Bersiaplah Menghadapi Kondisi Lebih Buruk (Bagian 2)


Kekhawatiran saya bahwa kondisi politik Indonesia akan memburuk paska pidato Presiden SBY beberapa jam setelah terjadinya pengeboman JW Marriot - Ritz Carlton bulan Juli lalu, mulai menampakkan diri. Saat ini publik dikejutkan dengan aksi penyergapan polisi terhadap markas teroris di Temanggung dan Jakarta dan tanpa "ba bi bu" dikaitkan dengan sebuah skenario penyerangan teroris terhadap Presiden SBY.

Peristiwa terakhir ini merupakan susulan dari berbagai peristiwa janggal yang terjadi akhir-akhir ini yang menurut saya saling terkait dan sengaja diciptakan dengan tujuan menciptakan destabilitas sosial politik tanah air dan sekaligus semakin menambah ketergantungan Indonesia kepada Amerika dan sekutunya.
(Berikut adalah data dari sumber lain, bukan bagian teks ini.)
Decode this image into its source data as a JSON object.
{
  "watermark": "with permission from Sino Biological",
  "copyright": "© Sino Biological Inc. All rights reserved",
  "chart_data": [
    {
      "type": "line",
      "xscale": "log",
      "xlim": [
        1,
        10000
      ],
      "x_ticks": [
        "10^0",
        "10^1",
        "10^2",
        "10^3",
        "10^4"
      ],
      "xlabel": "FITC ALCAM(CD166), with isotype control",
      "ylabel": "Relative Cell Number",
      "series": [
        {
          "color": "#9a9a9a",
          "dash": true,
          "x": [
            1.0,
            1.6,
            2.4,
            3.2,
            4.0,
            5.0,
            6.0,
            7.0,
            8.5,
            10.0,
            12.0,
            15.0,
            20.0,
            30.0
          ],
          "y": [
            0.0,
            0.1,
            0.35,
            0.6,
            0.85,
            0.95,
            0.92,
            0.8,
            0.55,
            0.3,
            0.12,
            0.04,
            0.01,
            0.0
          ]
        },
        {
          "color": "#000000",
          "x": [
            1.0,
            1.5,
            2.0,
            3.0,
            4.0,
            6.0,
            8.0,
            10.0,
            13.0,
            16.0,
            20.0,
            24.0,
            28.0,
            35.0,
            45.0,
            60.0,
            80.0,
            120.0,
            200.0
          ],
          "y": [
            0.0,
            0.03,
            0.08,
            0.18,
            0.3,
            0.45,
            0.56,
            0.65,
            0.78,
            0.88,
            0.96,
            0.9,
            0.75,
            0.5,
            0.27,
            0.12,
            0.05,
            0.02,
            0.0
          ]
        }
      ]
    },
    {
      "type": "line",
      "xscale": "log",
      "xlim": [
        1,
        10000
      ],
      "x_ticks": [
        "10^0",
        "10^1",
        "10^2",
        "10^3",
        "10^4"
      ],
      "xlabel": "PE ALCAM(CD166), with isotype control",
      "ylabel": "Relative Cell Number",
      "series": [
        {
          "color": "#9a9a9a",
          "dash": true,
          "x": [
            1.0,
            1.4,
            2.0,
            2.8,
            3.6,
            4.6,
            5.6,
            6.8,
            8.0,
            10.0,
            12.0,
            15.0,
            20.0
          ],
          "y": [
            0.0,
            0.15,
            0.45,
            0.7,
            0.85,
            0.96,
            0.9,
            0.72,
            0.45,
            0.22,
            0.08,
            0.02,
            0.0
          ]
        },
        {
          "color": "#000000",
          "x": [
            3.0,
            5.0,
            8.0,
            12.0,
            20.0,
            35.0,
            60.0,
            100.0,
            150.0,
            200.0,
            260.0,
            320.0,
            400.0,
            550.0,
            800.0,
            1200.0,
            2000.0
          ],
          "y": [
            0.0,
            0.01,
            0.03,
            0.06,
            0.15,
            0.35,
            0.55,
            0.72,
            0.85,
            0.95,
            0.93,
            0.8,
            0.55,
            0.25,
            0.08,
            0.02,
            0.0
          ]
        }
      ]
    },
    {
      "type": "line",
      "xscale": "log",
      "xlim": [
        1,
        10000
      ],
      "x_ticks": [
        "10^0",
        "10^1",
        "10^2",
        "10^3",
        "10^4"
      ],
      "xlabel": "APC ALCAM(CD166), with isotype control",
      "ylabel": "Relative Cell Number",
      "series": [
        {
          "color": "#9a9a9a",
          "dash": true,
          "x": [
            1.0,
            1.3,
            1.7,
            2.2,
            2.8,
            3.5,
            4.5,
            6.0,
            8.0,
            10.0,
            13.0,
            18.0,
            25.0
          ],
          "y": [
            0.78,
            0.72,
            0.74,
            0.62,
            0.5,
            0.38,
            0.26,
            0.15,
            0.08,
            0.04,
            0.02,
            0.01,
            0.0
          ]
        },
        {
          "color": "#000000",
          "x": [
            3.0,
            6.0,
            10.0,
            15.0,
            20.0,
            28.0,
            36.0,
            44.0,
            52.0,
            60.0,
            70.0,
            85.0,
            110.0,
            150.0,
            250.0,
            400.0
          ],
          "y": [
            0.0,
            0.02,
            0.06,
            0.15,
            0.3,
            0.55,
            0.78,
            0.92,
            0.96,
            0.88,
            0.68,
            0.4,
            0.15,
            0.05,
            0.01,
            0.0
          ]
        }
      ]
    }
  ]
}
Mari kita lihat kasus penahanan Ketua KPK Antasari Azhar dengan tuduhan pembunuhan atas pengusaha Nasruddin. Sampai saat ini tidak ada bukti yang menunjukkan pembunuhan itu meski polisi telah menginterogasi Antasari selama berbulan-bulan. Namun bukannya dilepaskan, Antashari justru diperpanjang penahanannya.

Ini adalah perlakuan yang luar biasa bagi seorang warga biasa, apalagi bagi seorang pejabat tinggi negara yang dipilih oleh DPR dan dilantik oleh Presiden.

Dan ketika kasus ini tidak kunjung disidangkan (mungkin karena tidak ada bukti), tiba-tiba kasus ini melebar ke masalah suap di institusi KPK yang tidak ada kaitannya sama sekali dengan kasus pembunuhan yang dituduhkan kepada Antasari. Di sisi lain, pemerintah alih-alih memperkuat institusi KPK yang telah terbukti cukup tangguh memberantas korupsi (termasuk menyeret mantan kapolri, pejabat kejaksaan dan besan presiden), justru menghambat pembentukan institusi pengadilan Tipikor.

Lalu lihatlah kasus yang menimpa Prita. Dengan jelas publik mengetahui bahwa Prita telah mengalami perlakuan sangat tidak adil. Para pejabat tinggi negara sempat menyatakan empatinya kepada Prita, termasuk Presiden, Wapres dan Jaksa Agung. DPR bahkan telah mengeluarkan rekomendasi untuk menutup RS Omni Internasional yang telah menyeret Prita ke penjara. Tapi lihatlah, kasus ini tetap berjalan ke tingkat Pengadilan Tinggi, meski telah diputus oleh pengadilan negeri Tangerang. Berbeda dengan komentar empati yang dilakukan para pejabat tinggi, aparat kejaksaan tetap ngotot membawa kasus ini ke pengadilan, melawan nilai-nilai kemanusiaan.

Pada saat Presiden SBY "menuduh" pemboman terkait dengan pilpres dan secara tersamar "menuduh" Prabowo Subiyanto, saya sempat berfikir bahwa aparat keamanan akan segera menangkap Prabowo.

Memang ternyata aparat keamanan tidak cukup "bodoh" untuk menangkap Prawobo tanpa bukti sebagaimana Antasari dalam kasus pembunuhan Nasruddin. Namun saya melihat itu sebagai peringatan kepada Prabowo, seorang calon pemimpin masa depan yang progresif, yang nasionalis dan anti kapitalisme dan anti neo liberalisme, bahwa ia pun akan bisa bernasib sama dengan Antasari.